Ist das Interesse an Politik durch die Frauenpräsenz in den Gremien gestiegen? Julia Onken: »Nein, überhaupt nicht. Bei Frauen herrscht immer noch die Meinung: ?Politik ist Männersache, Politik ist langweilig, Politik interessiert mich nicht.? Da muss noch sehr viel Aufklärungsarbeit geschehen.« Fragt man bei einer »Frau aus dem Volk« nach, erfährt man einen Grund für das Desinteresse: Frauenspezifische Themen wie Kinderhorte würden auf Kantons- und Gemeindeebene geregelt, sagt die pensionierte Lehrerin Sally Shaffer aus Lessoc, »was auf Bundesebene passiert, ist weit weg, dauert lange und hat meistens mit dem Alltag wenig gemeinsam«. Die Frauenmehrheit im Bundesrat habe zwar historische Bedeutung, sei »schön für ein Land, in dem die Frauen das Wahlrecht erst 1971 bekommen haben, aber das ist es schon«. Wer im Bundesrat sitze, interessiere die Bürgerinnen und Bürger aber wenig: »Die meisten Schweizer und Schweizerinnen haben Mühe, alle sieben Bundesräte aufzulisten und wissen oft nicht einmal, wer gerade Präsident/in ist.« Das liege wohl an der Bedeutungslosigkeit des Amtes, das rein repräsentativen Charakter habe, vermutet Shaffer.
Im Herbst 2011 stehen Nationalratswahlen an. »Da kann es sein, dass die Frauen wieder abgewählt werden, dann sind wieder die Männer drinnen«, befürchtet Julia Onken.

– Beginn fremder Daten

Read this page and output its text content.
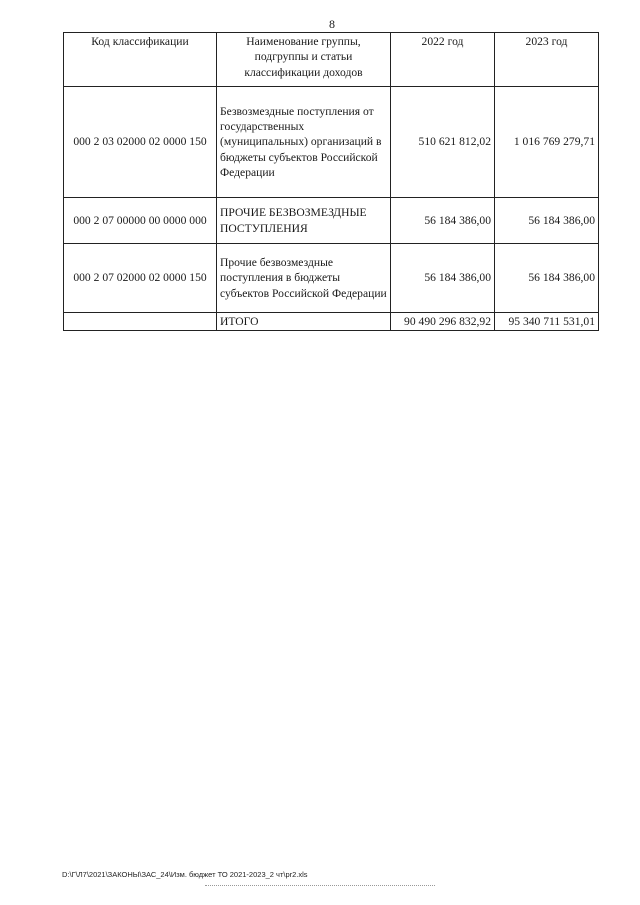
8
Код классификации	Наименование группы, подгруппы и статьи классификации доходов	2022 год	2023 год
000 2 03 02000 02 0000 150	Безвозмездные поступления от государственных (муниципальных) организаций в бюджеты субъектов Российской Федерации	510 621 812,02	1 016 769 279,71
000 2 07 00000 00 0000 000	ПРОЧИЕ БЕЗВОЗМЕЗДНЫЕ ПОСТУПЛЕНИЯ	56 184 386,00	56 184 386,00
000 2 07 02000 02 0000 150	Прочие безвозмездные поступления в бюджеты субъектов Российской Федерации	56 184 386,00	56 184 386,00
	ИТОГО	90 490 296 832,92	95 340 711 531,01
D:\Г\Л7\2021\ЗАКОНЫ\ЗАС_24\Изм. бюджет ТО 2021-2023_2 чт\pr2.xls
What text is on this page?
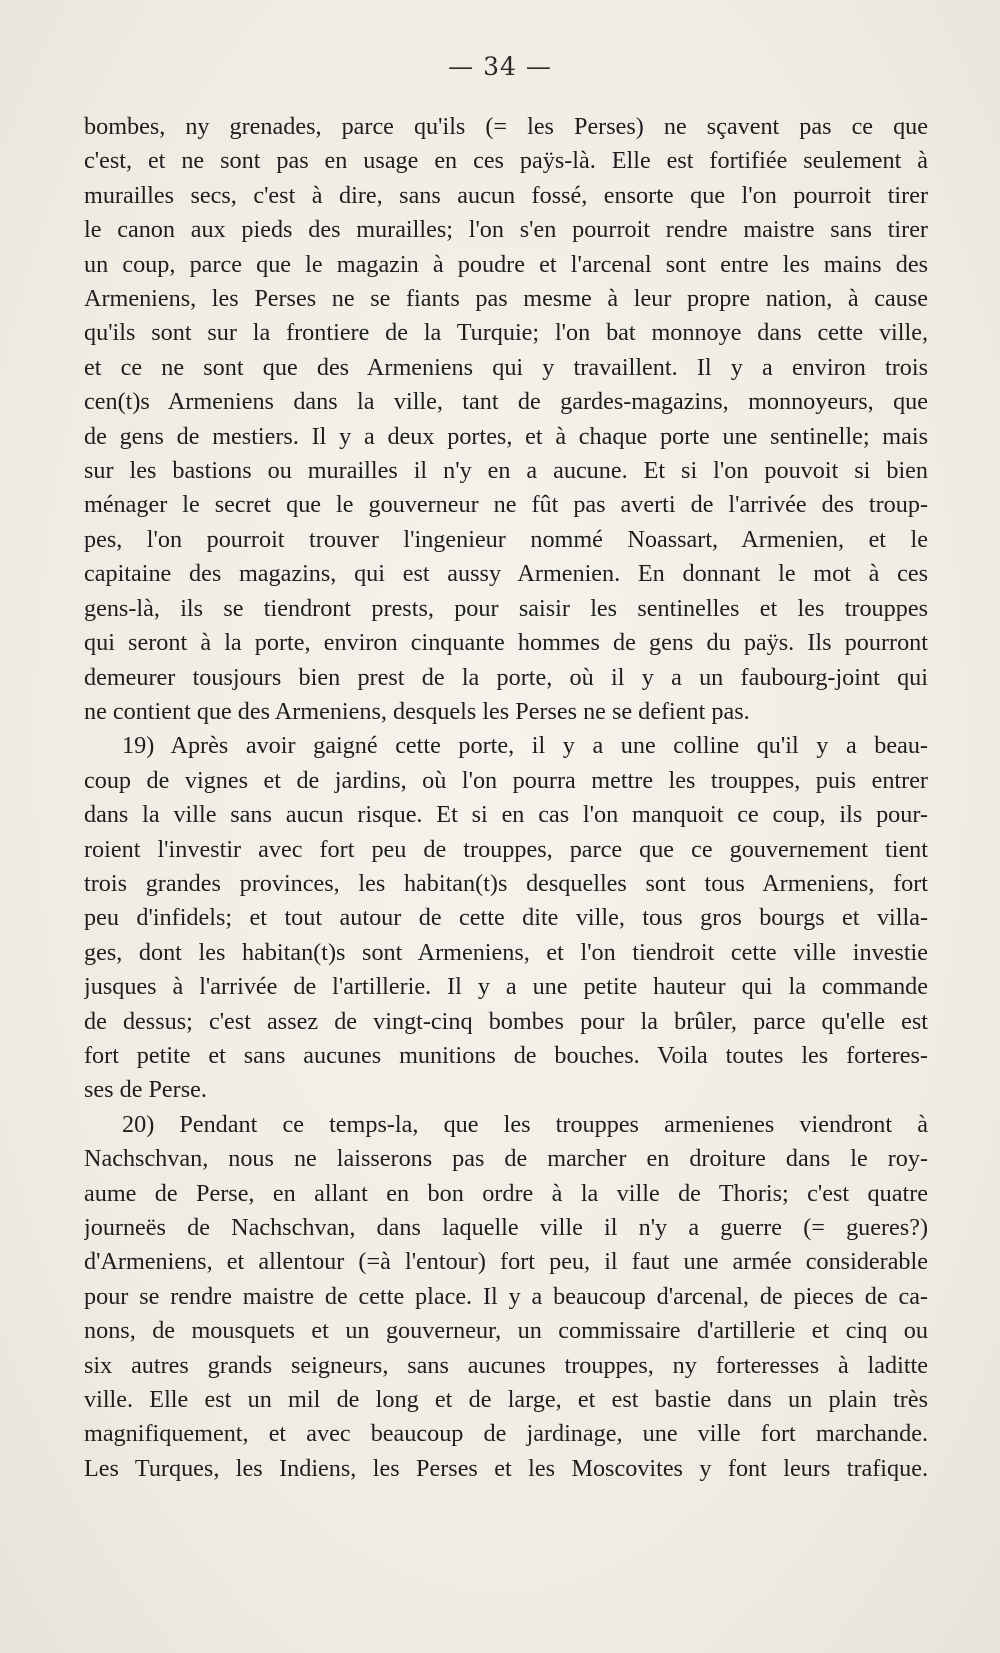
— 34 —
bombes, ny grenades, parce qu'ils (= les Perses) ne sçavent pas ce que
c'est, et ne sont pas en usage en ces paÿs-là. Elle est fortifiée seulement à
murailles secs, c'est à dire, sans aucun fossé, ensorte que l'on pourroit tirer
le canon aux pieds des murailles; l'on s'en pourroit rendre maistre sans tirer
un coup, parce que le magazin à poudre et l'arcenal sont entre les mains des
Armeniens, les Perses ne se fiants pas mesme à leur propre nation, à cause
qu'ils sont sur la frontiere de la Turquie; l'on bat monnoye dans cette ville,
et ce ne sont que des Armeniens qui y travaillent. Il y a environ trois
cen(t)s Armeniens dans la ville, tant de gardes-magazins, monnoyeurs, que
de gens de mestiers. Il y a deux portes, et à chaque porte une sentinelle; mais
sur les bastions ou murailles il n'y en a aucune. Et si l'on pouvoit si bien
ménager le secret que le gouverneur ne fût pas averti de l'arrivée des troup-
pes, l'on pourroit trouver l'ingenieur nommé Noassart, Armenien, et le
capitaine des magazins, qui est aussy Armenien. En donnant le mot à ces
gens-là, ils se tiendront prests, pour saisir les sentinelles et les trouppes
qui seront à la porte, environ cinquante hommes de gens du paÿs. Ils pourront
demeurer tousjours bien prest de la porte, où il y a un faubourg-joint qui
ne contient que des Armeniens, desquels les Perses ne se defient pas.
19) Après avoir gaigné cette porte, il y a une colline qu'il y a beau-
coup de vignes et de jardins, où l'on pourra mettre les trouppes, puis entrer
dans la ville sans aucun risque. Et si en cas l'on manquoit ce coup, ils pour-
roient l'investir avec fort peu de trouppes, parce que ce gouvernement tient
trois grandes provinces, les habitan(t)s desquelles sont tous Armeniens, fort
peu d'infidels; et tout autour de cette dite ville, tous gros bourgs et villa-
ges, dont les habitan(t)s sont Armeniens, et l'on tiendroit cette ville investie
jusques à l'arrivée de l'artillerie. Il y a une petite hauteur qui la commande
de dessus; c'est assez de vingt-cinq bombes pour la brûler, parce qu'elle est
fort petite et sans aucunes munitions de bouches. Voila toutes les forteres-
ses de Perse.
20) Pendant ce temps-la, que les trouppes armenienes viendront à
Nachschvan, nous ne laisserons pas de marcher en droiture dans le roy-
aume de Perse, en allant en bon ordre à la ville de Thoris; c'est quatre
journeës de Nachschvan, dans laquelle ville il n'y a guerre (= gueres?)
d'Armeniens, et allentour (=à l'entour) fort peu, il faut une armée considerable
pour se rendre maistre de cette place. Il y a beaucoup d'arcenal, de pieces de ca-
nons, de mousquets et un gouverneur, un commissaire d'artillerie et cinq ou
six autres grands seigneurs, sans aucunes trouppes, ny forteresses à laditte
ville. Elle est un mil de long et de large, et est bastie dans un plain très
magnifiquement, et avec beaucoup de jardinage, une ville fort marchande.
Les Turques, les Indiens, les Perses et les Moscovites y font leurs trafique.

WIE DIE SCHWEIZ POLITISCH TICKT

Ein Überblick über die wichtigsten Gremien und ihre Kompetenzen.
NATIONALRAT UND STÄNDERAT
Die beiden gleichberechtigten Kammern bilden zusammen die Bundesversammlung, die »oberste Gewalt« der Schweiz. Der Nationalrat hat 200 Abgeordnete, die in den Kantonen gewählt werden. Aktuell beträgt der Frauenanteil im Nationalrat 30 Prozent. Im Ständerat haben die Kantone 46 Sitze, Frauenanteil: 19 Prozent. In der Bundesversammlung sind 28 Prozent der Abgeordneten weiblich. Die Bundesversammlung wählt den Bundesrat, die Regierung der Schweiz.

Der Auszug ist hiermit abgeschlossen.